文摘One of the primary aims of the actinide community within nanoscience is to develop a good understanding similar to what is currently the case for stable elements. As a consequence, efficient, reliable and versatile synthesis techniques dedicated to the formation of new actinide-based nano-objects (e.g., nanocrystals) are necessary. Hence, a "library" dedicated to the preparation of various actinidebased nanoscale building blocks is currently being developed. Nanoscale building blocks with tunable sizes, shapes and compositions are of prime importance. So far, the non-aqueous synthesis method in highly coordinating organic media is the only approach which has demonstrated the capability to provide size and shape control of actinide-based nanocrystals (both for thorium and uranium, and recently extended to neptunium and plutonium).
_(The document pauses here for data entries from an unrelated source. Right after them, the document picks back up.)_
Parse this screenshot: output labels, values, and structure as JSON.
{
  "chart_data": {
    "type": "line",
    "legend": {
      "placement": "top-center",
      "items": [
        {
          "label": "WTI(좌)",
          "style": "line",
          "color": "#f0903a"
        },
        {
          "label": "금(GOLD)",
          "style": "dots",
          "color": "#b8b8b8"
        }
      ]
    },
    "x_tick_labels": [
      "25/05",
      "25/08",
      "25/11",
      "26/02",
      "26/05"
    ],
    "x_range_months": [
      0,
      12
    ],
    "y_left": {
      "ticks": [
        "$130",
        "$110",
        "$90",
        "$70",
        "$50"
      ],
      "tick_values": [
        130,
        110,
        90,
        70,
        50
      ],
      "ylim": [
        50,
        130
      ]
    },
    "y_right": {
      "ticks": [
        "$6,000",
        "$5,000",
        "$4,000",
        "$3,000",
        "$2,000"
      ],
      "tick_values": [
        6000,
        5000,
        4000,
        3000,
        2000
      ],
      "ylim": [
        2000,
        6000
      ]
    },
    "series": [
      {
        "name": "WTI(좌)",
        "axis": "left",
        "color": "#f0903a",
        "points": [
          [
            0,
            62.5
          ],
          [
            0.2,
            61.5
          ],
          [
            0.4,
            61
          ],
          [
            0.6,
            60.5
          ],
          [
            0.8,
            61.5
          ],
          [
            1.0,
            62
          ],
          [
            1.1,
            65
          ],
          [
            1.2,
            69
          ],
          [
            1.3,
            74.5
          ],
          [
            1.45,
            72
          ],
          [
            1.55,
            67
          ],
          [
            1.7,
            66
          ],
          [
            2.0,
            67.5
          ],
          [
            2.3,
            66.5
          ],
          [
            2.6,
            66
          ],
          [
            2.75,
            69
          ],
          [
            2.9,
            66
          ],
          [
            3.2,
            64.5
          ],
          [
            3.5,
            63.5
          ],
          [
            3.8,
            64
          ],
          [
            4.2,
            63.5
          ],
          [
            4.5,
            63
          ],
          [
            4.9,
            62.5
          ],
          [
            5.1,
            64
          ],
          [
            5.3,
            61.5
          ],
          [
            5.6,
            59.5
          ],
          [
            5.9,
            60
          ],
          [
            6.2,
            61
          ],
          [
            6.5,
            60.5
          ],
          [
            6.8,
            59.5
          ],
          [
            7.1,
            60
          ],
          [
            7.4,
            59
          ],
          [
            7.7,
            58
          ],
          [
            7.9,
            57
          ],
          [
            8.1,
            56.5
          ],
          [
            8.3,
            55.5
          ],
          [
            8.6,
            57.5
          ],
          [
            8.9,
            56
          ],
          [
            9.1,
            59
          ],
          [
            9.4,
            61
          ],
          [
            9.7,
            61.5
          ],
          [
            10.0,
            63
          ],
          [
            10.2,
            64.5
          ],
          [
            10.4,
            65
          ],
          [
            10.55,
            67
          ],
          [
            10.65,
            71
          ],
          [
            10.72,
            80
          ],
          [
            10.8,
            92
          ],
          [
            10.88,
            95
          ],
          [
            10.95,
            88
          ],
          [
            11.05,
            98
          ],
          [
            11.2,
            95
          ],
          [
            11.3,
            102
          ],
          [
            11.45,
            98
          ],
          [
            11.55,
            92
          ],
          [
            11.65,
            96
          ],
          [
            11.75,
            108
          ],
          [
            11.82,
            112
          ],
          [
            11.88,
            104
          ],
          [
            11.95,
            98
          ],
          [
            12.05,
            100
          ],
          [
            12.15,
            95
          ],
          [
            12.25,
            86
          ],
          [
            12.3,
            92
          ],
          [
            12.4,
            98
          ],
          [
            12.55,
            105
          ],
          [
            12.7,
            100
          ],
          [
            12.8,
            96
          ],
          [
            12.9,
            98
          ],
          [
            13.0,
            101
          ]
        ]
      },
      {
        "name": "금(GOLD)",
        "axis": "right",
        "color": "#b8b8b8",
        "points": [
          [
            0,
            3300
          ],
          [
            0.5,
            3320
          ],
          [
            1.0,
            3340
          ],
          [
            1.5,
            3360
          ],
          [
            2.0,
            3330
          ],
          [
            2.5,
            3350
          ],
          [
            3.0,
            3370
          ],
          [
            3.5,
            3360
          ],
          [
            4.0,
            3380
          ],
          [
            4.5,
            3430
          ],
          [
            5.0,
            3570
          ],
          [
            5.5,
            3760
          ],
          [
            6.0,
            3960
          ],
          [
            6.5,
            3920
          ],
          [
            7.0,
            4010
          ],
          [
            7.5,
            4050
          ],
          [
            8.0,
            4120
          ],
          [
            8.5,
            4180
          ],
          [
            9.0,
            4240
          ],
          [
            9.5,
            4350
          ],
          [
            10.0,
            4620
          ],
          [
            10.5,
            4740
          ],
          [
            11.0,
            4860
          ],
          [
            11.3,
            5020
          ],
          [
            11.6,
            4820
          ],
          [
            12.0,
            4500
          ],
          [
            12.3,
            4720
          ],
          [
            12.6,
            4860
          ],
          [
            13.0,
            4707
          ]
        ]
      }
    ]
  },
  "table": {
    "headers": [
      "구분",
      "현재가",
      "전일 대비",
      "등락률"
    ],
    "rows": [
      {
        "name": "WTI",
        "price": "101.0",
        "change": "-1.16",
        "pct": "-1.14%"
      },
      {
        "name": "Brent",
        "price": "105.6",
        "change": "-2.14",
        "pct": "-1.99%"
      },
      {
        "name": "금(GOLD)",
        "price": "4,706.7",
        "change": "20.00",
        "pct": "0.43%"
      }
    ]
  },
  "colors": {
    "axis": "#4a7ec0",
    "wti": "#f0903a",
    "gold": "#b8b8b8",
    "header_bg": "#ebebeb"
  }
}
In this paper, we demonstrate that the non-aqueous approach is also well adapted to control the chemical composition of the nanocrystals obtained when mixing two different actinides. Indeed, the controlled hot co-injection of thorium acetylacetonate and uranyl acetate (together with additional capping agents) into benzyl ether can be used to synthesize thorium/uranium mixed oxide nanocrystals covering the full compositional spectrum. Additionally, we found that both size and shape are modified as a function of the thorium:uranium ratio. Finally, the magnetic properties of the different thorium/uranium mixed oxide nanocrystals were investigated. Contrary to several reports, we did not observe any ferromagnetic behavior. As a consequence, ferromagnetism cannot be described as a universal feature of nanocrystals of non-magnetic oxides as recently claimed in the literature.